Nº Convencional:JSTA000P15658
Nº do Documento:SA220130430063
Data de Entrada:01/17/2013
Recorrente:FAZENDA PÚBLICA
Recorrido 1:A..., S. A.
Votação:UNANIMIDADE
Aditamento:
Texto Integral: Acordam na Secção de Contencioso Tributário do Supremo Tribunal Administrativo:
1. A FAZENDA PÚBLICA interpõe recurso de revista excepcional, ao abrigo do disposto no art.º 150.º do CPTA, do acórdão proferido pelo Tribunal Central Administrativo Sul que, em sede de recurso jurisdicional interposto de sentença proferida pelo TAF de Sintra, e conhecendo em substituição deste tribunal, julgou procedente a impugnação judicial deduzida pela A……., S.A., actualmente com a denominação de B……., SGPS, S. A., contra a liquidação de IRC referente ao exercício de 2000, no montante de € 257.747,93.
1.1. Terminou as alegações do recurso com o seguinte quadro conclusivo:

A) Quanto à questão de determinar se, perante determinados pagamentos efectuados por entidade residente a entidade não residente e, face às características desse contrato, estamos perante uma transferência de “Know How” ou, simplesmente, perante uma prestação de serviços “Engineering”, verificam-se os requisitos que permitem a interposição de recurso de revista para o STA, nos termos do art. 150º do CPTA.
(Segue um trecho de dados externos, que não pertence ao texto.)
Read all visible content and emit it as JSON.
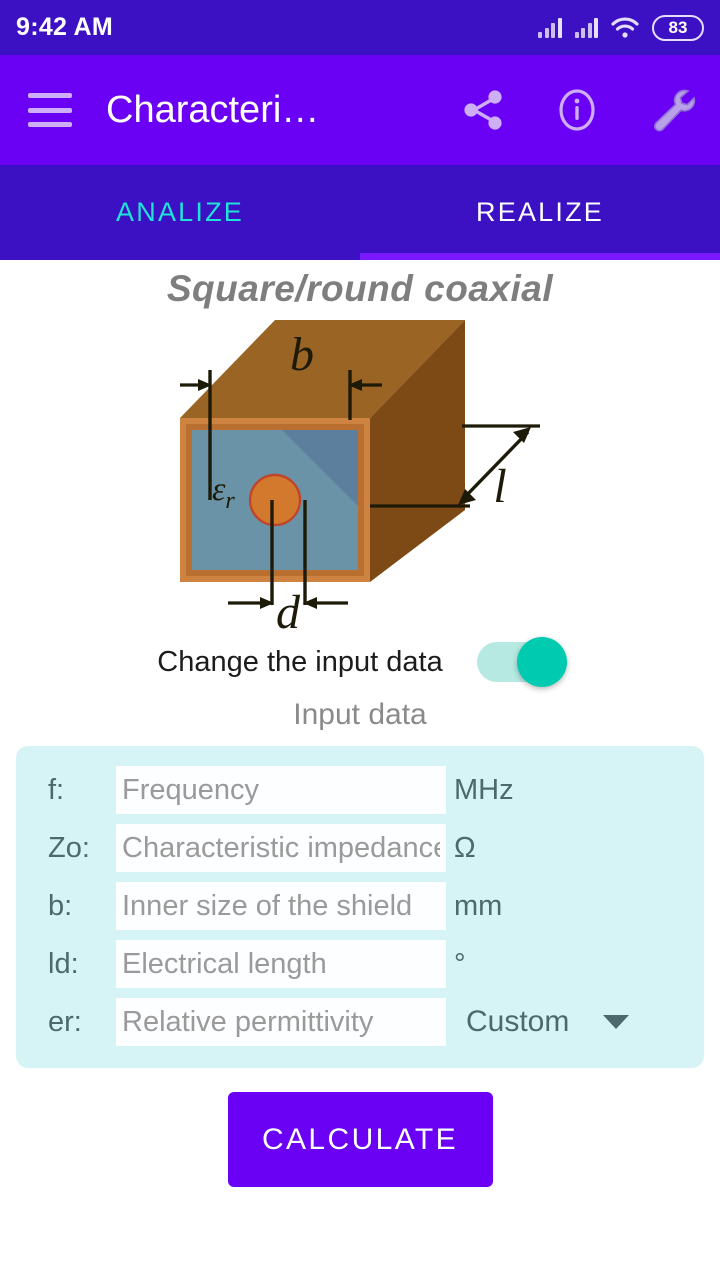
{
  "status_bar": {
    "clock": "9:42 AM",
    "battery_level": "83",
    "icons": [
      "signal-bars-icon",
      "signal-bars-icon",
      "wifi-icon",
      "battery-icon"
    ],
    "background_color": "#3c11c4"
  },
  "app_bar": {
    "title": "Characteri…",
    "menu_icon": "hamburger-menu-icon",
    "actions": [
      {
        "name": "share-icon",
        "label": "share"
      },
      {
        "name": "info-icon",
        "label": "info"
      },
      {
        "name": "wrench-icon",
        "label": "settings"
      }
    ],
    "background_color": "#6a00f4"
  },
  "tabs": {
    "items": [
      {
        "label": "ANALIZE",
        "active": false,
        "color": "#1ee3d7"
      },
      {
        "label": "REALIZE",
        "active": true,
        "color": "#ffffff"
      }
    ],
    "indicator_color": "#7a18ff",
    "background_color": "#3c11c4"
  },
  "figure": {
    "title": "Square/round coaxial",
    "labels": {
      "width": "b",
      "diameter": "d",
      "length": "l",
      "permittivity": "ε",
      "permittivity_sub": "r"
    },
    "colors": {
      "shield_top": "#9a6424",
      "shield_side": "#7d4a16",
      "shield_frame": "#cf8340",
      "dielectric": "#6a93a8",
      "dielectric_shade": "#5c7f9e",
      "conductor": "#d2792e",
      "conductor_outline": "#c0442a",
      "dimension_line": "#1d1a08"
    }
  },
  "toggle": {
    "label": "Change the input data",
    "state": "on",
    "track_color": "#b6e9e2",
    "knob_color": "#00cbb0"
  },
  "input_section": {
    "heading": "Input data",
    "panel_color": "#d6f4f5",
    "fields": [
      {
        "label": "f:",
        "value": "",
        "placeholder": "Frequency",
        "unit": "MHz",
        "unit_type": "text"
      },
      {
        "label": "Zo:",
        "value": "",
        "placeholder": "Characteristic impedance",
        "unit": "Ω",
        "unit_type": "text"
      },
      {
        "label": "b:",
        "value": "",
        "placeholder": "Inner size of the shield",
        "unit": "mm",
        "unit_type": "text"
      },
      {
        "label": "ld:",
        "value": "",
        "placeholder": "Electrical length",
        "unit": "°",
        "unit_type": "text"
      },
      {
        "label": "er:",
        "value": "",
        "placeholder": "Relative permittivity",
        "unit": "",
        "unit_type": "dropdown"
      }
    ],
    "dropdown": {
      "selected": "Custom",
      "options": [
        "Custom"
      ]
    }
  },
  "calculate_button": {
    "label": "CALCULATE",
    "color": "#6a00f4"
  }
}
B) Uma vez que, tal questão assume relevância jurídica ou social, aferida em termos de utilidade jurídica, com capacidade de expansão da controvérsia que ultrapasse os limites da situação singular, decorrendo, da interposição do presente recurso a possibilidade da melhor aplicação do direito, tendo como escopo a uniformização do direito, dado que tal questão tem capacidade para se repetir num número indeterminado de casos futuros.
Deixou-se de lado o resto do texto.